Tarot kartları ve Büyü Günümüzde Etkisini Sürdürüyor
Yüzlerce yıllık gizemli tarot ikonografisi yirmici yüzyılda nasıl etkili olmaya devam edebiliyor?
Tarot kartları sayısız yazar, sanatçı ve tasarımcıların işlerine ilham olmuştur. TS Eliot The Waste Land’de “kötü iskambil destesi”nden bahseder, Salvador Dali kendi destesini yaratır, Christian Dior her defile öncesi tarot falı baktırırdı. Bunların yanı sıra tarot kartları çeşitli bilim kurgu ve fantastik kitapların evrenlerine katkı sağlamıştır. Ancak tarot sadece sanatçılara ve tasarımcılara ilham olmaktan öte, kendisi de bir sanat formu. Burda bahsettiğim kartlara addedilen doğaüstü özellikler değil, fiziksel olarak kartların ta kendisi ve üzerlerindeki sanat eserleri. Geçtiğimiz yüzyıllardaki tarot kartlarını incelemek hızlı bir sanat tarihi dersi görevi görür. Rönesans’tan Art Deco’ya, Pop Art’tan dijital kolâjlara var olan her akım şüphesiz ki kendisini bir tarot destesinin üzerinde bulmuştur. Tarot kartlarındaki semboller üretildikleri zamanı ve zamanın kültür ve sanatını yansıtmak üzere yüzlerce defa yeniden yaratılmış tarih kitaplarına benzerler.

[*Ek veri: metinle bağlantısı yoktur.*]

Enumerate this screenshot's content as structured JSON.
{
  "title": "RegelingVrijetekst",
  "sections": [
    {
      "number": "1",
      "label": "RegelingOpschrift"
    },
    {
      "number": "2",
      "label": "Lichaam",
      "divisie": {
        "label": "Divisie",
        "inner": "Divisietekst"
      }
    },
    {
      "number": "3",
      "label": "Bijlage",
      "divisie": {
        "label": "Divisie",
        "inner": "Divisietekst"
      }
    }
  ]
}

İlk yaratıldıkları zamanlarda tarot kartlarının üzerindeki imgeler oldukça kısıtlı olmakla beraber Avrupa merkezi bir sanat stilini yansıtıyordu. Fakat günümüzde insanların içinde kendilerini bulabilecekleri yeni bir kültürel dil görevi bile görüyor. Hem yüzyıllar içerisinde geleneksel tip sanat formlarıyla hem de internet ve dijital sanat çağında çığı gibi katlanarak büyüyen sayısız formlarıyla, beğeneceğiniz veya kendinizi özdeşleştirebileceğiniz sanat işleri içeren tarot kartları bulmak işten bile değil.
Tabii bütün bunlar işin tüketici yanı. Üretici yanında ise sanatçılar açısından tarot kartları tasarlamak şahsına münhasır bir tecrübe ile sonuçlanıyor. Zira boyut olarak küçük ama sayıca büyük, bir yandan da hepsi birbiriyle bağlantılı ve belli bir estetiğe uyan sanat işleri üretmeyi gerektiriyor.
Tarot ikonografisi herkesin kendinden bir parça bulabileceği bir form iken, okültizme dair diğer görsel sembolleri çözmek ve yorumlamak daha zor olabiliyor. Özellikle cadılıkta gizli semboller her zaman önemli bir rol oynadı. Bunun iki belli başlı nedeni var. Birincisi yüzyıllar boyunca ortaya çıkmasının idam ile sonuçlanabilecek bir disiplin olması. İkincisi de doğası gereği mistisizme ve gölgeler arasında var olmaya yatkın oluşu. Okült kelimesi gizli anlamına geliyor, kişilerin yarattıkları büyülerin veya o büyülerin var olduğu dünyanın da kişiye özel olması fikri de insanlara albenili geliyor. Keşfedilen büyü kitaplarının da sıklıkla yalnızca yazarı tarafından deşifre edilebilecek olan semboller ile yazıldığı gözlemlenebiliyor. Pentagram gibi bazı semboller evrenselken diğerleri daha kişiye özel olabiliyor.
Geçtiğimiz yıllarda tarot ve büyü gibi konulara duyulan ilgi artmakta. Belki de ne zaman içinde bulunduğumuz durum ve yaşadığımız dünyanın üzerinde kontrolümüzün olmadığını hissedersek, bizleri güçlü hissettiren ve durumumuz üzerinde kontrol sahibi olduğumuz yanılsamasını yaratan araç ve sistemlere yöneliyoruz. Küresel ısınmayı kontrol edemiyor olabiliriz, ancak her birimiz kendi üzerimizde güç sahibiyiz ve kendi hayatlarımızda değişim yaratma gücüne sahibiz. Okültizm de bizlere bu hissi daha yüksek seviyede hissetme ve kendimizden daha büyük bir şeyin parçası olabilme şansını sağlıyor.